Another concern for OASAS is the problem of getting DATA 2000-waivered physicians (buprenorphine prescribers) to prescribe for more patients. “Some people say we have to create more DATA 2000 prescribers, but that shouldn’t be our priority,” said Mr. Kent, noting that most buprenorphine prescribers do not prescribe anywhere near their “cap,” or patient limit. “Our priority is to get the ones we have, to prescribe to more patients.”
OASAS is using the ECHO model, a learning collaborative from the University of New Mexico, to expand the reach, by sending prescribers there for training. Then these physicians, who are interested in treating addiction, can return to New York and “cascade” what they learned to others. “If we get New York docs talking to New York docs, it’s the best way to get them to be engaged,” said Mr. Kent.
The counties of highest need in year 1 of the STR grant were identified via three different data sets: the number of overdose deaths for the first cut, followed by the number of hospitalizations involving opioids, followed by the percentage of people leaving the county to get OASAS treatment services. For year 2, OASAS reassessed.

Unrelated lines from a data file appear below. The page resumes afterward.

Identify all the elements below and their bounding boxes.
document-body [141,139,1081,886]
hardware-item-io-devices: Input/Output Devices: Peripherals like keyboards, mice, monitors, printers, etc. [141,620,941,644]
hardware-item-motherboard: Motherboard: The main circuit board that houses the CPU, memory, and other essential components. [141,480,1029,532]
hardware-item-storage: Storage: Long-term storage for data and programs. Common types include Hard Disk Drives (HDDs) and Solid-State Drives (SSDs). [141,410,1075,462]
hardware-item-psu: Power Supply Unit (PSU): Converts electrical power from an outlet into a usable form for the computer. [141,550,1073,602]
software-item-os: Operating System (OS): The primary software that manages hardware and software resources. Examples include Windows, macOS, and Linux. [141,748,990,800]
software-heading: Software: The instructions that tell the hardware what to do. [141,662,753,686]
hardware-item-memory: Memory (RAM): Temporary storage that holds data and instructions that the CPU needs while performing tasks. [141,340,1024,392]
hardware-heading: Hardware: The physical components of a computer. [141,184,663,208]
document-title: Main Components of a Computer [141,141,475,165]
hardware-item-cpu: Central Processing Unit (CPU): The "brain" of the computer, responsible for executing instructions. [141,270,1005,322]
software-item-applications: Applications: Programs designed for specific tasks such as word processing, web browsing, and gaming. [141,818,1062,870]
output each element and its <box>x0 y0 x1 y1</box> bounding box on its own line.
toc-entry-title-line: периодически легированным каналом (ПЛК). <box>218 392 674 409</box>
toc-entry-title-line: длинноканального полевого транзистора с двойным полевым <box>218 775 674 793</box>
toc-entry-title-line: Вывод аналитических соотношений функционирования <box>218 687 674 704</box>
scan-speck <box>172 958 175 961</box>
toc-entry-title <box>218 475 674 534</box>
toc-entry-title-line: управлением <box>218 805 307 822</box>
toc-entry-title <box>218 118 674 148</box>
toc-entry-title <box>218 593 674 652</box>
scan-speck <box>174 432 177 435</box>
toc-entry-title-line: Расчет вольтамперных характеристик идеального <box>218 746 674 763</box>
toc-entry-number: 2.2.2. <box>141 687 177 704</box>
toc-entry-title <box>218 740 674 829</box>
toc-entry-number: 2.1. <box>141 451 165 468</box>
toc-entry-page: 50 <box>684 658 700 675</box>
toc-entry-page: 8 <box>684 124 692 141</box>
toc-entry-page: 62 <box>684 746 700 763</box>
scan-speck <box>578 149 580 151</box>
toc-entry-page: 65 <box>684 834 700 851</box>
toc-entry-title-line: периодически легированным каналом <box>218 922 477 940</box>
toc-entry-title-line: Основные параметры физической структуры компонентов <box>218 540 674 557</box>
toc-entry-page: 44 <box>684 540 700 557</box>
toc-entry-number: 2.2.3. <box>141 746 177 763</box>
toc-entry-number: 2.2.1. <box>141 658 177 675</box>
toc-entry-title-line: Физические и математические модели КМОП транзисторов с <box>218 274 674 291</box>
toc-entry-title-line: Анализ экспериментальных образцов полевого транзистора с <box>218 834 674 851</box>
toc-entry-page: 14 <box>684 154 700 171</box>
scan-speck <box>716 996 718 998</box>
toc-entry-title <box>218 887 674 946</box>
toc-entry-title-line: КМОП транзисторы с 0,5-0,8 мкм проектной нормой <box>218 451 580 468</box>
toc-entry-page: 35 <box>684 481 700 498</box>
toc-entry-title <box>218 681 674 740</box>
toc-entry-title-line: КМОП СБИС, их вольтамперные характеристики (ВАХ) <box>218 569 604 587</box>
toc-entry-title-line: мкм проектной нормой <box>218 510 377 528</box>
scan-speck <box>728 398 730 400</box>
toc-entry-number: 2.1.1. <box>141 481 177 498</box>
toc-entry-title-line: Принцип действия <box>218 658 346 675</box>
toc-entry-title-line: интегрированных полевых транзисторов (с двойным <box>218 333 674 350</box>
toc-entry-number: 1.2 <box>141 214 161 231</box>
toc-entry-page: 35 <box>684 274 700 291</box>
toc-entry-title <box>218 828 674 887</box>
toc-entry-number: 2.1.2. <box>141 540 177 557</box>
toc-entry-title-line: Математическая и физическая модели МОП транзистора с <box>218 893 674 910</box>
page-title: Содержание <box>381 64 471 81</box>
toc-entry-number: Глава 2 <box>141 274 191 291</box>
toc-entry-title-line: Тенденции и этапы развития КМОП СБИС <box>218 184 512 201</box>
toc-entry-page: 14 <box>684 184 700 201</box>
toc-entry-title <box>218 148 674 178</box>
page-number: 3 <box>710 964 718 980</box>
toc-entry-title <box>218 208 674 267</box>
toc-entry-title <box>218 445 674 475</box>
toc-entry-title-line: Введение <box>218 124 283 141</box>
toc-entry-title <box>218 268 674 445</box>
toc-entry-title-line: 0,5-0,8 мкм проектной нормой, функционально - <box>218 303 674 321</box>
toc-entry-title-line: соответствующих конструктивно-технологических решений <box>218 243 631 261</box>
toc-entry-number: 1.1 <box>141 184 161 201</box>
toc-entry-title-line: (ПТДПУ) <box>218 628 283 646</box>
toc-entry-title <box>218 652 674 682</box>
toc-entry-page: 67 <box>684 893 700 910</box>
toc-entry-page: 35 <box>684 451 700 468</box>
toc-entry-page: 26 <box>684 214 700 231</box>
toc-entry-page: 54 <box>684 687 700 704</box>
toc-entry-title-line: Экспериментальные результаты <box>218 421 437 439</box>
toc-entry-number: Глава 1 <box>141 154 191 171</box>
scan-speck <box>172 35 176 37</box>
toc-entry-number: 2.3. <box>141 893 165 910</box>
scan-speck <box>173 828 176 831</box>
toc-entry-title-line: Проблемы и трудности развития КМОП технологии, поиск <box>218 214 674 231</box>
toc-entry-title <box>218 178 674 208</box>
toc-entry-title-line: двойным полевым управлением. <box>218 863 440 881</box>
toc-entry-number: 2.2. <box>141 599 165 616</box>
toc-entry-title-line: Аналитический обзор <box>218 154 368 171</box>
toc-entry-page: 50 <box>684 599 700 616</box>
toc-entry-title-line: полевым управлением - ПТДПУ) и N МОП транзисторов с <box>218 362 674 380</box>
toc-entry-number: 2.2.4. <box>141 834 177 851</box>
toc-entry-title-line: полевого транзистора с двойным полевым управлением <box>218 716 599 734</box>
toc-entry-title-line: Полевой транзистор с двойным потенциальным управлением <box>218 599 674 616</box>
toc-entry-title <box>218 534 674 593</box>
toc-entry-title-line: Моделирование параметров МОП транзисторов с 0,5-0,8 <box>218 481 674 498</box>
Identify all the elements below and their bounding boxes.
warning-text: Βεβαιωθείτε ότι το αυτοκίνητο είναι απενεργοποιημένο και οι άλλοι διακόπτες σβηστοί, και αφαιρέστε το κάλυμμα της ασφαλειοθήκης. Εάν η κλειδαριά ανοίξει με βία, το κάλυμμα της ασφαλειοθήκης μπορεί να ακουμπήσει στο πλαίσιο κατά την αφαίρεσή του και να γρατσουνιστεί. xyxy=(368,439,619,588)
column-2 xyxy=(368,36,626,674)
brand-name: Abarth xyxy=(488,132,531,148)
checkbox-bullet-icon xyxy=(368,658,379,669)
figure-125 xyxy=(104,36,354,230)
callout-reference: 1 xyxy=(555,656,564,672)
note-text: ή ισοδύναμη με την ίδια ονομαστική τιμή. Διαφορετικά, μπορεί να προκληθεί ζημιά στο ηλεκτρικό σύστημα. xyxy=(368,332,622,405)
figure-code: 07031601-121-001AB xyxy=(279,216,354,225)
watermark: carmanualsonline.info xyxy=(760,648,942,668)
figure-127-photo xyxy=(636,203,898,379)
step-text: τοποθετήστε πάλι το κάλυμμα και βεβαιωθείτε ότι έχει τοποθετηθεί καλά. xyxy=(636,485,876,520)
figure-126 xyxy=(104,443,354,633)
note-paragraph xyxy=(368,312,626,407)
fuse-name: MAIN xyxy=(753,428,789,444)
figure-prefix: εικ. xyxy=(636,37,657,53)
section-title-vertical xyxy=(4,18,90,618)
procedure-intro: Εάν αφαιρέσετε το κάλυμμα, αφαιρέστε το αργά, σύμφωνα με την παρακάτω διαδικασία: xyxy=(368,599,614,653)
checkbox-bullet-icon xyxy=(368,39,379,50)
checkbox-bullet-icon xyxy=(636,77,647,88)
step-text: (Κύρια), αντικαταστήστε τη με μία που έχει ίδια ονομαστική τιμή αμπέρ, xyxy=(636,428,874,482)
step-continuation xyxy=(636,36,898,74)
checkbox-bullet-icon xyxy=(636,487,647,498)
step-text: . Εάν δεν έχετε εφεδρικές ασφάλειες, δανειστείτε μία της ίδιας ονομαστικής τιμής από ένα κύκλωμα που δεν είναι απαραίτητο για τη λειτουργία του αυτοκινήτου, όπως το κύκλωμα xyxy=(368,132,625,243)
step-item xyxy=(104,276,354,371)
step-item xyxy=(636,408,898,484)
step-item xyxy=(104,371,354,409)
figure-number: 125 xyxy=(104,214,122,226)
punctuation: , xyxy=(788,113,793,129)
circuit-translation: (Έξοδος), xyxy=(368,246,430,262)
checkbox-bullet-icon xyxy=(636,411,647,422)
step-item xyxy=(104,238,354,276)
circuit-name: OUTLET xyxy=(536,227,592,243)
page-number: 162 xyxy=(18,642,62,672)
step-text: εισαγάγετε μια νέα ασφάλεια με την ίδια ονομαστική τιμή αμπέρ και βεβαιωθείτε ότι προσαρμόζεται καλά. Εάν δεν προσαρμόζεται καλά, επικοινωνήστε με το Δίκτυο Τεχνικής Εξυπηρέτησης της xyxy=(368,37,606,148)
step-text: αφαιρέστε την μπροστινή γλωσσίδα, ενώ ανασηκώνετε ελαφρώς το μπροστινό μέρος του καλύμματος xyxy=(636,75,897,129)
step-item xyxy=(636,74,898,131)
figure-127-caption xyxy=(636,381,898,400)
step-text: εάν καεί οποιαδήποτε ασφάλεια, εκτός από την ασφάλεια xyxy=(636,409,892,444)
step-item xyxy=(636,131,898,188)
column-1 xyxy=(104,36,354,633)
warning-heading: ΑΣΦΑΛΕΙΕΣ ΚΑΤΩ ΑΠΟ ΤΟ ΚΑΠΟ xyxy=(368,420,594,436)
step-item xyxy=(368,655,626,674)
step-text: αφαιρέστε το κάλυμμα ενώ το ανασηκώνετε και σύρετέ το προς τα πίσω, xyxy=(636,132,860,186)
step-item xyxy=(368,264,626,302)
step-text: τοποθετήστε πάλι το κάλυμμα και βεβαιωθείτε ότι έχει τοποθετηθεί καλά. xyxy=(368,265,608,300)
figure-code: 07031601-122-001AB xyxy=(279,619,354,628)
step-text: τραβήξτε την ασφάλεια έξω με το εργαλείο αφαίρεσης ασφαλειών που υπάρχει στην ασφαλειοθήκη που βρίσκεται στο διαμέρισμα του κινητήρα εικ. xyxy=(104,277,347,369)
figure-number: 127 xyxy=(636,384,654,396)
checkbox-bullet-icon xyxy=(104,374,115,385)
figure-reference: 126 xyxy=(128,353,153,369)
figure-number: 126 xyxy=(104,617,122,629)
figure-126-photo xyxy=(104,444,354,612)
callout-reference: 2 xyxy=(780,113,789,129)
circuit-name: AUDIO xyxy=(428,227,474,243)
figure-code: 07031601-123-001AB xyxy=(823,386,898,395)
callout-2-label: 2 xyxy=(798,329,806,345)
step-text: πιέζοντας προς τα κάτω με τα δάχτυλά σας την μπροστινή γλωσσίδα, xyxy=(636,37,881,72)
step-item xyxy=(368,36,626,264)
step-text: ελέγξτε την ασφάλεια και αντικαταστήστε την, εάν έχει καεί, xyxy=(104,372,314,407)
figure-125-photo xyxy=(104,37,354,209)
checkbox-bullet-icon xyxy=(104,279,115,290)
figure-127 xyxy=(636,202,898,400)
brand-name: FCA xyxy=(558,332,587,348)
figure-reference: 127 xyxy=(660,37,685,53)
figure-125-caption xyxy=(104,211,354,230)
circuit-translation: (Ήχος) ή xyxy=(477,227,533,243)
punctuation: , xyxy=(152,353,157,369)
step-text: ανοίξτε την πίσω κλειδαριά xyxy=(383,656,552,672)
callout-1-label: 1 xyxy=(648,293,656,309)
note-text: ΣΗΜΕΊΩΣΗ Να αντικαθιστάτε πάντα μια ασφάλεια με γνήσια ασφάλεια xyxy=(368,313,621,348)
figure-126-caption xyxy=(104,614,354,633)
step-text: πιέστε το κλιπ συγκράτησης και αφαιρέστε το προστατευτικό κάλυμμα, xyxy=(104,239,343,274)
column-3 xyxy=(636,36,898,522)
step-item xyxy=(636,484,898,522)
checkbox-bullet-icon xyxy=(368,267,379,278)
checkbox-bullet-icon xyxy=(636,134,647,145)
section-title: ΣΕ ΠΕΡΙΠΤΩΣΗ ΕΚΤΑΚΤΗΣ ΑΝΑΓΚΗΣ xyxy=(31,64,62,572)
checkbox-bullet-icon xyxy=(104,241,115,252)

In year 1, OASAS identified 16 counties; in year 2, there were 35.
There are 20 providers in the 35 counties; six of them run OASAS-certified OTPs, and 14 have other outpatient treatment programs. OASAS also engaged in a partnership with the Research Institute on Addictions at the University at Buffalo to help high-risk counties provide services.
“People ask, where are the high-need areas? And I say, ‘The whole state,’” said Mr. Kent. Yes, New York City has a lot of treatment services. But it also has a lot of heroin and illicit fentanyl.
Sustainability From Insurers
What happens when the money–from STR and SOR–runs out? Insurance will pay for treatment–just as it does for treatment of medical and surgical diseases. “We had that in mind from the beginning,” said Mr. Kent. “We made these investments understanding that we were giving seed money.”
Treatment is reimbursable via the state’s Medicaid program and commercial insurance, now that the state has moved to Medicaid managed care. And reimbursement includes OTPs–under commercial insurance as well as under Medicaid. “Our state insurance department has issued circulars saying OTPs need to be part of your network,” said Mr. Kent. “They must cover the full range of substance use disorder services.”